Vietnam's most famous landmark wants to be protected from tourists

Vietnam's most famous landmark wants to be protected from tourists

In Vietnam, the fight that was interrupted by the pandemic has resumed again – the authorities of Hanoi are trying to protect the well-known informal attraction from tourists. We are talking about the “Street of Trains”, where trains rumble just a couple of meters from ordinary life, where tourists willingly take pictures and take seats in cafes. The official goal is safety, accidents have already occurred here.

The railway, built by the former French colonial rulers of Vietnam in 1902, runs through the heart of the bustling quarters of Hanoi's Old Quarter. In the pre-Covid era, in just a few years, the road has become one of the city's most iconic tourist attractions. However, the authorities tried to protect tourists – but then the closure for a pandemic struck. Once again, Train Street is suffering from overtourism, the Hanoi authorities say they have issued a document requiring tougher penalties for businesses operating along the street, and travel agencies are ordered not to organize group tours to this place.

The main reason is safety. Even local travel agents confirm that “forgetful tourists constantly teeter on the brink of disaster” and accidents have already occurred. The owners of shops and cafes have to take care of the safety of visitors who do not know how far to stand safely. “Sometimes you just have to yell at them to get inside,” the guides say.
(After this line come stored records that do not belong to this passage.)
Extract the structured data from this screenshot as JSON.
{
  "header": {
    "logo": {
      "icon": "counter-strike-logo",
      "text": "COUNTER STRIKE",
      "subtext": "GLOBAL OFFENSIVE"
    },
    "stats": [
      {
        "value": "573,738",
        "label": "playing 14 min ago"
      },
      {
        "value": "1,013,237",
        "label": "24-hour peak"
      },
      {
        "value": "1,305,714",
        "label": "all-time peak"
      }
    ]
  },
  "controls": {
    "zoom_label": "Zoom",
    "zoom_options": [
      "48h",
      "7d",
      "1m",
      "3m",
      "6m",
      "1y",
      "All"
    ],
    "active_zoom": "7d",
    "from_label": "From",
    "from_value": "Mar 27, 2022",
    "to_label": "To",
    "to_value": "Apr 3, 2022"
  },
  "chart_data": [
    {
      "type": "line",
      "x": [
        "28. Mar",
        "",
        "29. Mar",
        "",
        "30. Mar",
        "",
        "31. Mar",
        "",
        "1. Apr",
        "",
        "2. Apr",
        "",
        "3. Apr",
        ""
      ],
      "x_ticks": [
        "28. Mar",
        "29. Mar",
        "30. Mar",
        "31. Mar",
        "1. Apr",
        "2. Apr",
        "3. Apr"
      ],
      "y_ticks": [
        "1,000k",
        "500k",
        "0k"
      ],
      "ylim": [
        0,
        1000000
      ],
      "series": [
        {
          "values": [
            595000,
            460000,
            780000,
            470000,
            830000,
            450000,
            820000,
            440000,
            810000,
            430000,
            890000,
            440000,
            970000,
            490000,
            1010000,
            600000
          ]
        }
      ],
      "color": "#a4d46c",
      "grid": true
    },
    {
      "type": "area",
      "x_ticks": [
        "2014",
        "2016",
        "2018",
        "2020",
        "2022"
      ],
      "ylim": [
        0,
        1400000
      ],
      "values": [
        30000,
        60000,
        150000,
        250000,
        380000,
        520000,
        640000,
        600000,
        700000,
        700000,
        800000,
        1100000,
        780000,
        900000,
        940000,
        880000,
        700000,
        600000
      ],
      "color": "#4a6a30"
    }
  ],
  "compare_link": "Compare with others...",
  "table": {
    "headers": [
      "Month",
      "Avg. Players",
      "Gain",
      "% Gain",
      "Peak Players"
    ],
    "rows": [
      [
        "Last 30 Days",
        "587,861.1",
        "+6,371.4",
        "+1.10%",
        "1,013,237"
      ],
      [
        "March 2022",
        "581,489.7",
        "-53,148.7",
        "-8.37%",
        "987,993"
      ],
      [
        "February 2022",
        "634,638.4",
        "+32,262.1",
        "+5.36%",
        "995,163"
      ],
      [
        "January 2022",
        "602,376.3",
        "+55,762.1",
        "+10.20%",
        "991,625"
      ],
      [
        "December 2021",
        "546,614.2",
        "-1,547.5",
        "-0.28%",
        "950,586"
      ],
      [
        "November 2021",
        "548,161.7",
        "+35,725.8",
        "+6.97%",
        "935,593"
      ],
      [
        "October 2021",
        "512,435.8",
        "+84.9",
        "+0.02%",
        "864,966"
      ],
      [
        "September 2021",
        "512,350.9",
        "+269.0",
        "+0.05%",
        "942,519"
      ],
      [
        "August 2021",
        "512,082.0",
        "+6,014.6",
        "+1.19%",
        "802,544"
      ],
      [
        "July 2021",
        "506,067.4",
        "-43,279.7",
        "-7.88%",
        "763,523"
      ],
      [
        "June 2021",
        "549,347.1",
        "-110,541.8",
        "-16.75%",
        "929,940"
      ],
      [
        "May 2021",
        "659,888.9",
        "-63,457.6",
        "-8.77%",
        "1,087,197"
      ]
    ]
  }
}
According to the authorities, over the past few years, when foot traffic in the area has increased dramatically, trains have had to apply emergency brakes many times because of the tourists who came dangerously close, including standing next to the tracks and even sitting on the rails. There were also accidents – for example, a train hit a Korean tourist – fortunately, there were no fatalities.

Amid growing fears of accidents at the crossing, authorities ordered the site to close as early as 2019. But once Vietnam opened its borders last year, visitors have returned to Train Street in droves, and once again the authorities are forced to intervene. Among other things, they revoke business licenses from the owners of local enterprises and try to barricade the most dangerous sections of the street. We will not trade the safety of people for any financial benefit,” local officials say. But Train Street residents, many of whom depend on tourism for their livelihood, are begging to be allowed to continue legal work. And tourists recognize the “secret paths” and gather in the open areas of the “Streets of Trains”. As a result, tourism and the authorities will have to find some kind of “golden mean,” local travel agents assure.